You can find my blog post/tutorial for this repo here
A framework for testing and evaluating LLM's capabilities to select tools and respond to user queries across different scenarios. Compatible with Gemini and OpenAI models.
genai-agent-tool-selection-testing/
├── main.py # Main entry point and test orchestration
├── models.py # Model implementations (OpenAI, Gemini)
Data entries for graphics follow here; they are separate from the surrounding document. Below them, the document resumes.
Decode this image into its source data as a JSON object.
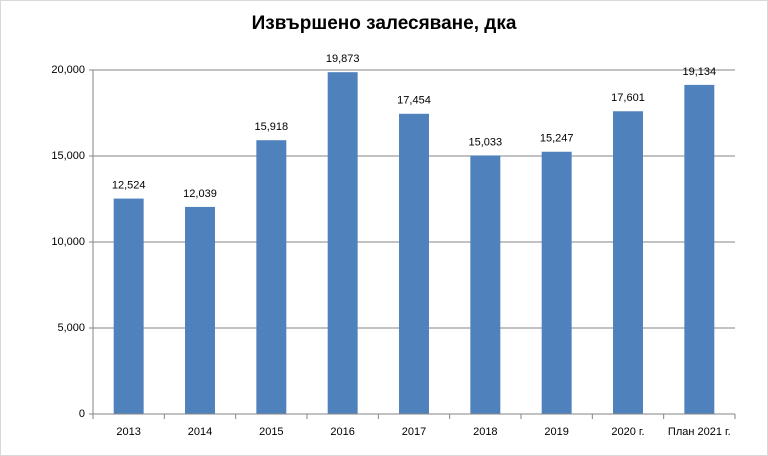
{
  "chart_data": {
    "type": "bar",
    "title": "Извършено залесяване, дка",
    "categories": [
      "2013",
      "2014",
      "2015",
      "2016",
      "2017",
      "2018",
      "2019",
      "2020 г.",
      "План 2021 г."
    ],
    "values": [
      12524,
      12039,
      15918,
      19873,
      17454,
      15033,
      15247,
      17601,
      19134
    ],
    "value_labels": [
      "12,524",
      "12,039",
      "15,918",
      "19,873",
      "17,454",
      "15,033",
      "15,247",
      "17,601",
      "19,134"
    ],
    "color": "#4f81bd",
    "ylim": [
      0,
      20000
    ],
    "yticks": [
      0,
      {
        "value": 5000,
        "label": "5,000"
      },
      {
        "value": 10000,
        "label": "10,000"
      },
      {
        "value": 15000,
        "label": "15,000"
      },
      {
        "value": 20000,
        "label": "20,000"
      }
    ],
    "grid": true
  }
}
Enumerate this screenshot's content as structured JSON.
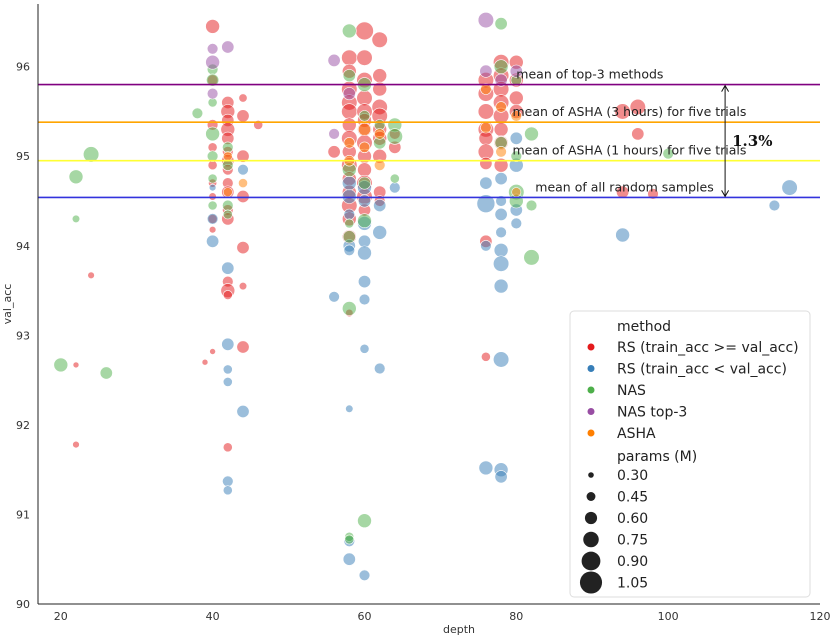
{
  "chart_data": {
    "type": "scatter",
    "xlabel": "depth",
    "ylabel": "val_acc",
    "xlim": [
      17,
      120
    ],
    "ylim": [
      90,
      96.7
    ],
    "xticks": [
      20,
      40,
      60,
      80,
      100,
      120
    ],
    "yticks": [
      90,
      91,
      92,
      93,
      94,
      95,
      96
    ],
    "colors": {
      "RS_ge": "#e41a1c",
      "RS_lt": "#377eb8",
      "NAS": "#4daf4a",
      "NAS_top3": "#984ea3",
      "ASHA": "#ff7f00"
    },
    "hlines": [
      {
        "y": 95.8,
        "color": "#800080",
        "label": "mean of top-3 methods",
        "label_x": 80
      },
      {
        "y": 95.38,
        "color": "#ffa500",
        "label": "mean of ASHA (3 hours) for five trials",
        "label_x": 79.5
      },
      {
        "y": 94.95,
        "color": "#ffff33",
        "label": "mean of ASHA (1 hours) for five trials",
        "label_x": 79.5
      },
      {
        "y": 94.54,
        "color": "#3333dd",
        "label": "mean of all random samples",
        "label_x": 82.5
      }
    ],
    "gap_annotation": {
      "x": 107.5,
      "y_top": 95.8,
      "y_bottom": 94.54,
      "label": "1.3%"
    },
    "legend": {
      "title": "method",
      "items": [
        {
          "key": "RS_ge",
          "label": "RS (train_acc >= val_acc)"
        },
        {
          "key": "RS_lt",
          "label": "RS (train_acc < val_acc)"
        },
        {
          "key": "NAS",
          "label": "NAS"
        },
        {
          "key": "NAS_top3",
          "label": "NAS top-3"
        },
        {
          "key": "ASHA",
          "label": "ASHA"
        }
      ],
      "size_title": "params (M)",
      "sizes": [
        "0.30",
        "0.45",
        "0.60",
        "0.75",
        "0.90",
        "1.05"
      ],
      "placement": "lower-right"
    },
    "series": [
      {
        "name": "RS (train_acc >= val_acc)",
        "key": "RS_ge",
        "points": [
          [
            22,
            92.67,
            0.3
          ],
          [
            22,
            91.78,
            0.35
          ],
          [
            24,
            93.67,
            0.35
          ],
          [
            39,
            92.7,
            0.3
          ],
          [
            40,
            92.82,
            0.3
          ],
          [
            40,
            96.45,
            0.8
          ],
          [
            40,
            95.85,
            0.6
          ],
          [
            40,
            95.35,
            0.6
          ],
          [
            40,
            95.1,
            0.5
          ],
          [
            40,
            94.9,
            0.5
          ],
          [
            40,
            94.7,
            0.45
          ],
          [
            40,
            94.55,
            0.4
          ],
          [
            40,
            94.3,
            0.5
          ],
          [
            40,
            94.18,
            0.35
          ],
          [
            42,
            95.6,
            0.7
          ],
          [
            42,
            95.5,
            0.8
          ],
          [
            42,
            95.4,
            0.7
          ],
          [
            42,
            95.3,
            0.8
          ],
          [
            42,
            95.2,
            0.7
          ],
          [
            42,
            95.05,
            0.6
          ],
          [
            42,
            94.95,
            0.7
          ],
          [
            42,
            94.85,
            0.6
          ],
          [
            42,
            94.7,
            0.6
          ],
          [
            42,
            94.6,
            0.7
          ],
          [
            42,
            94.4,
            0.6
          ],
          [
            42,
            94.3,
            0.7
          ],
          [
            42,
            93.6,
            0.6
          ],
          [
            42,
            93.5,
            0.8
          ],
          [
            42,
            93.45,
            0.5
          ],
          [
            42,
            91.75,
            0.5
          ],
          [
            44,
            95.65,
            0.45
          ],
          [
            44,
            95.45,
            0.7
          ],
          [
            44,
            95.0,
            0.7
          ],
          [
            44,
            94.55,
            0.7
          ],
          [
            44,
            93.98,
            0.7
          ],
          [
            44,
            93.55,
            0.4
          ],
          [
            44,
            92.87,
            0.7
          ],
          [
            46,
            95.35,
            0.5
          ],
          [
            58,
            96.1,
            0.9
          ],
          [
            58,
            95.95,
            0.8
          ],
          [
            58,
            95.75,
            0.9
          ],
          [
            58,
            95.6,
            0.9
          ],
          [
            58,
            95.5,
            0.9
          ],
          [
            58,
            95.35,
            0.8
          ],
          [
            58,
            95.2,
            0.9
          ],
          [
            58,
            95.05,
            0.8
          ],
          [
            58,
            94.9,
            0.9
          ],
          [
            58,
            94.75,
            0.8
          ],
          [
            58,
            94.6,
            0.8
          ],
          [
            58,
            94.45,
            0.9
          ],
          [
            58,
            94.3,
            0.8
          ],
          [
            58,
            94.1,
            0.8
          ],
          [
            58,
            93.25,
            0.4
          ],
          [
            60,
            96.4,
            1.05
          ],
          [
            60,
            96.1,
            0.9
          ],
          [
            60,
            95.85,
            0.9
          ],
          [
            60,
            95.65,
            0.9
          ],
          [
            60,
            95.5,
            0.9
          ],
          [
            60,
            95.4,
            0.8
          ],
          [
            60,
            95.3,
            0.8
          ],
          [
            60,
            95.15,
            0.9
          ],
          [
            60,
            95.0,
            0.8
          ],
          [
            60,
            94.85,
            0.8
          ],
          [
            60,
            94.7,
            0.9
          ],
          [
            60,
            94.55,
            0.9
          ],
          [
            60,
            94.4,
            0.7
          ],
          [
            62,
            96.3,
            0.9
          ],
          [
            62,
            95.9,
            0.8
          ],
          [
            62,
            95.75,
            0.8
          ],
          [
            62,
            95.55,
            0.9
          ],
          [
            62,
            95.45,
            0.9
          ],
          [
            62,
            95.3,
            0.8
          ],
          [
            62,
            95.2,
            0.8
          ],
          [
            62,
            95.0,
            0.8
          ],
          [
            62,
            94.6,
            0.7
          ],
          [
            62,
            94.5,
            0.6
          ],
          [
            64,
            95.1,
            0.7
          ],
          [
            64,
            95.25,
            0.6
          ],
          [
            56,
            95.05,
            0.7
          ],
          [
            76,
            95.85,
            0.9
          ],
          [
            76,
            95.7,
            0.9
          ],
          [
            76,
            95.5,
            0.9
          ],
          [
            76,
            95.3,
            0.9
          ],
          [
            76,
            95.2,
            0.8
          ],
          [
            76,
            95.05,
            0.9
          ],
          [
            76,
            94.92,
            0.7
          ],
          [
            76,
            94.05,
            0.7
          ],
          [
            76,
            92.76,
            0.5
          ],
          [
            78,
            96.05,
            0.9
          ],
          [
            78,
            95.9,
            0.9
          ],
          [
            78,
            95.75,
            0.9
          ],
          [
            78,
            95.6,
            0.9
          ],
          [
            78,
            95.45,
            0.9
          ],
          [
            78,
            95.3,
            0.8
          ],
          [
            78,
            95.15,
            0.8
          ],
          [
            78,
            94.9,
            0.8
          ],
          [
            80,
            96.05,
            0.8
          ],
          [
            80,
            95.85,
            0.8
          ],
          [
            80,
            95.65,
            0.8
          ],
          [
            80,
            95.5,
            0.8
          ],
          [
            94,
            95.5,
            0.9
          ],
          [
            94,
            94.6,
            0.7
          ],
          [
            96,
            95.55,
            0.9
          ],
          [
            96,
            95.25,
            0.7
          ],
          [
            98,
            94.58,
            0.6
          ]
        ]
      },
      {
        "name": "RS (train_acc < val_acc)",
        "key": "RS_lt",
        "points": [
          [
            40,
            94.65,
            0.35
          ],
          [
            40,
            94.3,
            0.6
          ],
          [
            40,
            94.05,
            0.7
          ],
          [
            42,
            93.75,
            0.7
          ],
          [
            42,
            92.9,
            0.7
          ],
          [
            42,
            92.62,
            0.5
          ],
          [
            42,
            92.48,
            0.5
          ],
          [
            42,
            91.37,
            0.6
          ],
          [
            42,
            91.27,
            0.5
          ],
          [
            44,
            94.85,
            0.6
          ],
          [
            44,
            92.15,
            0.7
          ],
          [
            56,
            93.43,
            0.6
          ],
          [
            58,
            94.7,
            0.8
          ],
          [
            58,
            94.55,
            0.8
          ],
          [
            58,
            94.35,
            0.6
          ],
          [
            58,
            94.0,
            0.7
          ],
          [
            58,
            93.95,
            0.6
          ],
          [
            58,
            92.18,
            0.4
          ],
          [
            58,
            90.7,
            0.6
          ],
          [
            58,
            90.5,
            0.7
          ],
          [
            60,
            94.65,
            0.8
          ],
          [
            60,
            94.5,
            0.7
          ],
          [
            60,
            94.25,
            0.8
          ],
          [
            60,
            94.05,
            0.7
          ],
          [
            60,
            93.92,
            0.8
          ],
          [
            60,
            93.6,
            0.7
          ],
          [
            60,
            93.4,
            0.6
          ],
          [
            60,
            92.85,
            0.5
          ],
          [
            60,
            90.32,
            0.6
          ],
          [
            62,
            94.45,
            0.7
          ],
          [
            62,
            94.15,
            0.8
          ],
          [
            62,
            92.63,
            0.6
          ],
          [
            64,
            94.65,
            0.6
          ],
          [
            76,
            94.7,
            0.7
          ],
          [
            76,
            94.47,
            1.05
          ],
          [
            76,
            94.0,
            0.6
          ],
          [
            76,
            91.52,
            0.8
          ],
          [
            78,
            94.75,
            0.7
          ],
          [
            78,
            94.5,
            0.6
          ],
          [
            78,
            94.35,
            0.7
          ],
          [
            78,
            94.15,
            0.6
          ],
          [
            78,
            93.95,
            0.8
          ],
          [
            78,
            93.8,
            0.9
          ],
          [
            78,
            93.55,
            0.8
          ],
          [
            78,
            92.73,
            0.9
          ],
          [
            78,
            91.5,
            0.8
          ],
          [
            78,
            91.42,
            0.7
          ],
          [
            80,
            95.2,
            0.7
          ],
          [
            80,
            94.9,
            0.8
          ],
          [
            80,
            94.4,
            0.7
          ],
          [
            80,
            94.25,
            0.6
          ],
          [
            94,
            94.12,
            0.8
          ],
          [
            114,
            94.45,
            0.6
          ],
          [
            116,
            94.65,
            0.9
          ]
        ]
      },
      {
        "name": "NAS",
        "key": "NAS",
        "points": [
          [
            20,
            92.67,
            0.8
          ],
          [
            22,
            94.77,
            0.8
          ],
          [
            22,
            94.3,
            0.4
          ],
          [
            24,
            95.02,
            0.9
          ],
          [
            26,
            92.58,
            0.7
          ],
          [
            38,
            95.48,
            0.6
          ],
          [
            40,
            95.97,
            0.6
          ],
          [
            40,
            95.85,
            0.7
          ],
          [
            40,
            95.6,
            0.5
          ],
          [
            40,
            95.25,
            0.8
          ],
          [
            40,
            95.0,
            0.6
          ],
          [
            40,
            94.75,
            0.5
          ],
          [
            40,
            94.45,
            0.5
          ],
          [
            42,
            95.1,
            0.6
          ],
          [
            42,
            94.9,
            0.6
          ],
          [
            42,
            94.45,
            0.6
          ],
          [
            42,
            94.35,
            0.5
          ],
          [
            58,
            96.4,
            0.8
          ],
          [
            58,
            95.9,
            0.7
          ],
          [
            58,
            94.85,
            0.8
          ],
          [
            58,
            94.25,
            0.5
          ],
          [
            58,
            94.1,
            0.7
          ],
          [
            58,
            93.3,
            0.8
          ],
          [
            58,
            90.75,
            0.5
          ],
          [
            58,
            90.72,
            0.5
          ],
          [
            60,
            95.8,
            0.8
          ],
          [
            60,
            95.45,
            0.6
          ],
          [
            60,
            94.7,
            0.7
          ],
          [
            60,
            94.28,
            0.8
          ],
          [
            60,
            90.93,
            0.8
          ],
          [
            62,
            95.35,
            0.6
          ],
          [
            62,
            95.15,
            0.7
          ],
          [
            64,
            95.35,
            0.8
          ],
          [
            64,
            95.22,
            0.9
          ],
          [
            64,
            94.75,
            0.5
          ],
          [
            78,
            96.48,
            0.7
          ],
          [
            78,
            96.0,
            0.8
          ],
          [
            78,
            95.15,
            0.7
          ],
          [
            80,
            95.85,
            0.6
          ],
          [
            80,
            95.0,
            0.6
          ],
          [
            80,
            94.6,
            0.9
          ],
          [
            80,
            94.5,
            0.8
          ],
          [
            82,
            95.25,
            0.8
          ],
          [
            82,
            94.45,
            0.6
          ],
          [
            82,
            93.87,
            0.9
          ],
          [
            100,
            95.03,
            0.6
          ]
        ]
      },
      {
        "name": "NAS top-3",
        "key": "NAS_top3",
        "points": [
          [
            40,
            96.2,
            0.6
          ],
          [
            40,
            96.05,
            0.8
          ],
          [
            40,
            95.7,
            0.6
          ],
          [
            42,
            96.22,
            0.7
          ],
          [
            56,
            96.07,
            0.7
          ],
          [
            56,
            95.25,
            0.6
          ],
          [
            58,
            95.7,
            0.7
          ],
          [
            76,
            96.52,
            0.9
          ],
          [
            76,
            95.95,
            0.7
          ],
          [
            78,
            95.85,
            0.7
          ],
          [
            80,
            95.95,
            0.7
          ]
        ]
      },
      {
        "name": "ASHA",
        "key": "ASHA",
        "points": [
          [
            42,
            95.0,
            0.5
          ],
          [
            42,
            94.6,
            0.5
          ],
          [
            44,
            94.7,
            0.5
          ],
          [
            58,
            95.15,
            0.6
          ],
          [
            58,
            94.95,
            0.6
          ],
          [
            60,
            95.3,
            0.7
          ],
          [
            60,
            95.1,
            0.6
          ],
          [
            62,
            94.9,
            0.6
          ],
          [
            62,
            95.25,
            0.6
          ],
          [
            76,
            95.32,
            0.6
          ],
          [
            76,
            95.75,
            0.6
          ],
          [
            78,
            95.05,
            0.6
          ],
          [
            78,
            95.55,
            0.6
          ],
          [
            80,
            95.45,
            0.6
          ],
          [
            80,
            94.6,
            0.5
          ]
        ]
      }
    ]
  }
}
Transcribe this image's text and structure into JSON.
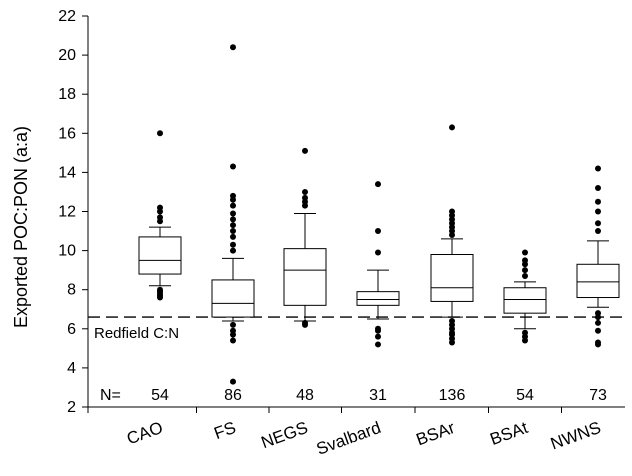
{
  "chart_data": {
    "type": "box",
    "title": "",
    "xlabel": "",
    "ylabel": "Exported POC:PON (a:a)",
    "ylim": [
      2,
      22
    ],
    "yticks": [
      2,
      4,
      6,
      8,
      10,
      12,
      14,
      16,
      18,
      20,
      22
    ],
    "grid": false,
    "reference_line": {
      "value": 6.6,
      "label": "Redfield C:N",
      "style": "dashed"
    },
    "n_prefix": "N=",
    "categories": [
      "CAO",
      "FS",
      "NEGS",
      "Svalbard",
      "BSAr",
      "BSAt",
      "NWNS"
    ],
    "n_values": [
      54,
      86,
      48,
      31,
      136,
      54,
      73
    ],
    "boxes": [
      {
        "category": "CAO",
        "whisker_low": 8.2,
        "q1": 8.8,
        "median": 9.5,
        "q3": 10.7,
        "whisker_high": 11.2,
        "outliers_low": [
          7.6,
          7.7,
          7.8,
          7.9,
          8.0
        ],
        "outliers_high": [
          11.5,
          11.7,
          12.0,
          12.2,
          16.0
        ]
      },
      {
        "category": "FS",
        "whisker_low": 6.4,
        "q1": 6.6,
        "median": 7.3,
        "q3": 8.5,
        "whisker_high": 9.6,
        "outliers_low": [
          3.3,
          5.4,
          5.7,
          5.9,
          6.2
        ],
        "outliers_high": [
          10.0,
          10.3,
          10.7,
          11.0,
          11.3,
          11.6,
          11.9,
          12.3,
          12.6,
          12.8,
          14.3,
          20.4
        ]
      },
      {
        "category": "NEGS",
        "whisker_low": 6.4,
        "q1": 7.2,
        "median": 9.0,
        "q3": 10.1,
        "whisker_high": 11.9,
        "outliers_low": [
          6.2,
          6.3
        ],
        "outliers_high": [
          12.3,
          12.5,
          12.7,
          13.0,
          15.1
        ]
      },
      {
        "category": "Svalbard",
        "whisker_low": 6.5,
        "q1": 7.2,
        "median": 7.5,
        "q3": 7.9,
        "whisker_high": 9.0,
        "outliers_low": [
          5.2,
          5.6,
          5.9,
          6.0
        ],
        "outliers_high": [
          9.9,
          11.0,
          13.4
        ]
      },
      {
        "category": "BSAr",
        "whisker_low": 6.6,
        "q1": 7.4,
        "median": 8.1,
        "q3": 9.8,
        "whisker_high": 10.6,
        "outliers_low": [
          5.3,
          5.5,
          5.7,
          5.8,
          6.0,
          6.2,
          6.4
        ],
        "outliers_high": [
          10.8,
          11.0,
          11.2,
          11.4,
          11.6,
          11.8,
          12.0,
          16.3
        ]
      },
      {
        "category": "BSAt",
        "whisker_low": 6.0,
        "q1": 6.8,
        "median": 7.5,
        "q3": 8.1,
        "whisker_high": 8.4,
        "outliers_low": [
          5.4,
          5.6,
          5.8
        ],
        "outliers_high": [
          8.7,
          9.0,
          9.3,
          9.5,
          9.9
        ]
      },
      {
        "category": "NWNS",
        "whisker_low": 7.1,
        "q1": 7.6,
        "median": 8.4,
        "q3": 9.3,
        "whisker_high": 10.5,
        "outliers_low": [
          5.2,
          5.3,
          5.9,
          6.3,
          6.6,
          6.8
        ],
        "outliers_high": [
          11.0,
          11.4,
          12.0,
          12.5,
          13.2,
          14.2
        ]
      }
    ]
  }
}
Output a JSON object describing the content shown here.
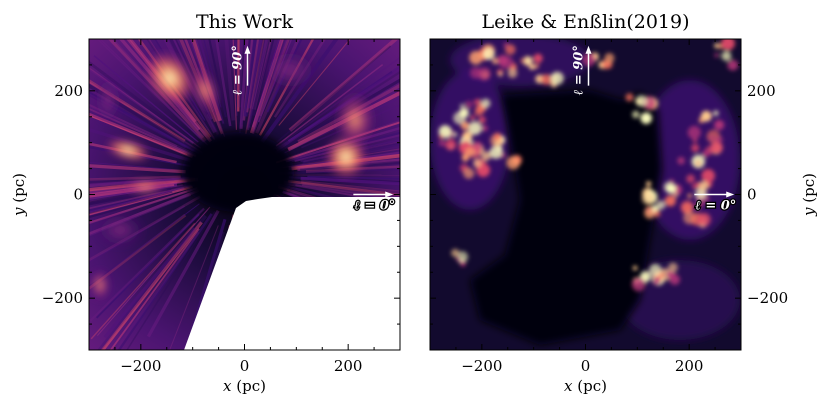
{
  "chart_data": [
    {
      "type": "heatmap",
      "title": "This Work",
      "xlabel": "x",
      "xlabel_unit": "(pc)",
      "ylabel": "y",
      "ylabel_unit": "(pc)",
      "xlim": [
        -300,
        300
      ],
      "ylim": [
        -300,
        300
      ],
      "xticks": [
        -200,
        0,
        200
      ],
      "yticks": [
        -200,
        0,
        200
      ],
      "x_tick_labels": [
        "−200",
        "0",
        "200"
      ],
      "y_tick_labels": [
        "−200",
        "0",
        "200"
      ],
      "ytick_side": "left",
      "colormap": "magma",
      "annotations": [
        {
          "text": "ℓ = 90°",
          "direction": "up",
          "x": 0,
          "y": 210
        },
        {
          "text": "ℓ = 0°",
          "direction": "right",
          "x": 210,
          "y": 0
        }
      ]
    },
    {
      "type": "heatmap",
      "title": "Leike & Enßlin(2019)",
      "xlabel": "x",
      "xlabel_unit": "(pc)",
      "ylabel": "y",
      "ylabel_unit": "(pc)",
      "xlim": [
        -300,
        300
      ],
      "ylim": [
        -300,
        300
      ],
      "xticks": [
        -200,
        0,
        200
      ],
      "yticks": [
        -200,
        0,
        200
      ],
      "x_tick_labels": [
        "−200",
        "0",
        "200"
      ],
      "y_tick_labels": [
        "−200",
        "0",
        "200"
      ],
      "ytick_side": "right",
      "colormap": "magma",
      "annotations": [
        {
          "text": "ℓ = 90°",
          "direction": "up",
          "x": 0,
          "y": 210
        },
        {
          "text": "ℓ = 0°",
          "direction": "right",
          "x": 210,
          "y": 0
        }
      ]
    }
  ],
  "colors": {
    "dark": "#05030f",
    "purple": "#3b0f70",
    "magenta": "#8c2981",
    "red": "#de4968",
    "orange": "#fe9f6d",
    "cream": "#fcfdbf"
  }
}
├── evaluator.py # Evaluation logic and metrics
├── model_tester.py # Test execution engine
├── utils.py # Utility functions for processing responses
├── tools/
│ ├── functions.py # Function definitions for tool calling
│ └── function_registry.py # Function registry and model-specific formatting
├── datasets/
│ ├── test_dataset.json # Combined test dataset
├── prompts/
│ ├── semantic_judge_tool_selection.txt
│ ├── semantic_judge_error.txt
│ └── semantic_judge_clarifying.txt
│ ├── semantic_judge_no_tool.txt
│ └── semantic_judge_not_supported.txt
├── results/ # Test run outputs
├── requirements.txt
└── README.md
The framework includes several specialized test datasets that are combined into a unified test dataset:
-
Tool Selection Tests
- Tests model's ability to select appropriate functions
- Includes ground truth function calls with arguments
- Covers various domains (weather, navigation, translation, etc.)
-
Clarification Tests
- Tests model's ability to request missing information
- Validates appropriate clarifying questions
- Ensures models don't make assumptions with incomplete data
-
Error Handling Tests
- Tests model's response to invalid inputs
- Includes cases like invalid dates, non-existent locations
- Validates appropriate error messages
-
Direct Response Tests
- Tests model's knowledge-based responses
- No function calling required
- Factual questions with clear ground truth
-
Not Supported Tests
- Tests model's ability to gracefully handle unsupported actions
- Includes requests for device control, media playback, real-time data
- Validates clear communication of limitations
- Ensures helpful alternative suggestions when possible
The framework includes a model-agnostic tool repository that defines available functions and automatically converts them to the appropriate format for each LLM at runtime.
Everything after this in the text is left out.